Vorbericht: Holstein Kiel – FC St. Pauli (32.Spieltag, 20/21)

Vorbericht: Holstein Kiel – FC St. Pauli (32.Spieltag, 20/21)

Am Freitag gastiert der FC St. Pauli bei Holstein Kiel. Die sind nicht nur formstark sondern auch richtig dick im Geschäft in Sachen Aufstieg. Entsprechend erwartet den FCSP ein spielerisch richtig starker Gegner. Das Hinspiel hat aber gezeigt, dass es durchaus funktionierende Antworten auf das Spiel von Holstein Kiel gibt.
(Titelbild: imago images/via OneFootball)

Eine ausführliche Beschreibung der Saison und Situation von Holstein Kiel findet ihr im „Vor dem Spiel“ – Gespräch von Casche mit Marius Soyke.

FC St. Pauli: Wer kann spielen, wer fehlt?

Der FC St. Pauli muss weiterhin auf Kapitän Christopher Avevor verzichten, der ja bereits seit Herbst letzten Jahres ausfällt.
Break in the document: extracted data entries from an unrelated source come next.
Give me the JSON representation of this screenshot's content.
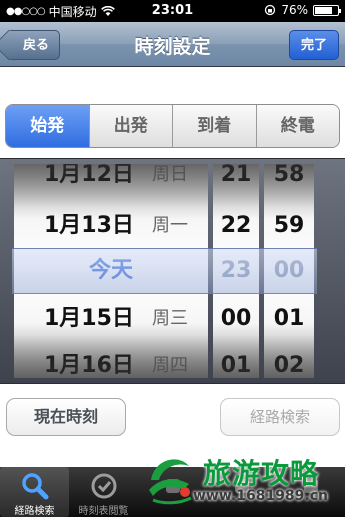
{
  "status_bar": {
    "carrier": "中国移动",
    "time": "23:01",
    "battery": "76%",
    "battery_level": 0.76
  },
  "nav": {
    "back_label": "戻る",
    "title": "時刻設定",
    "done_label": "完了"
  },
  "segments": [
    {
      "label": "始発",
      "active": true
    },
    {
      "label": "出発",
      "active": false
    },
    {
      "label": "到着",
      "active": false
    },
    {
      "label": "終電",
      "active": false
    }
  ],
  "picker": {
    "dates": [
      {
        "date": "1月12日",
        "weekday": "周日"
      },
      {
        "date": "1月13日",
        "weekday": "周一"
      },
      {
        "today": "今天"
      },
      {
        "date": "1月15日",
        "weekday": "周三"
      },
      {
        "date": "1月16日",
        "weekday": "周四"
      }
    ],
    "hours": [
      "21",
      "22",
      "23",
      "00",
      "01"
    ],
    "minutes": [
      "58",
      "59",
      "00",
      "01",
      "02"
    ]
  },
  "buttons": {
    "now_label": "現在時刻",
    "search_label": "経路検索"
  },
  "tabs": [
    {
      "label": "経路検索",
      "icon": "search-icon",
      "active": true
    },
    {
      "label": "時刻表閲覧",
      "icon": "clock-icon",
      "active": false
    },
    {
      "label": "",
      "icon": "tab-icon",
      "active": false
    },
    {
      "label": "",
      "icon": "tab-icon",
      "active": false
    },
    {
      "label": "",
      "icon": "tab-icon",
      "active": false
    }
  ],
  "watermark": {
    "text": "旅游攻略",
    "url": "www.1681989.cn"
  }
}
Zudem dürfte nach den Aussagen von Timo Schultz auf der PK auch für Igor Matanović und Sebastian Ohlsson ein Einsatz gegen Kiel zu früh kommen. Die Aussagen von Timo Schultz auf der Pressekonferenz klingen sogar eher so, dass beide ihre Verletzungen eher in Ruhe auskurieren können und evtl. gar nicht mehr zum Einsatz kommen in dieser Saison.
Christopher Buchtmann und Ryō Miyaichi sind zwar „Kader-Optionen„, aber wohl noch nicht in Kiel sondern eher dann für die letzten beiden Saisonspiele, da im Quarantäne-Trainingslager eine „individuelle Trainingssteuerung“ möglich sei.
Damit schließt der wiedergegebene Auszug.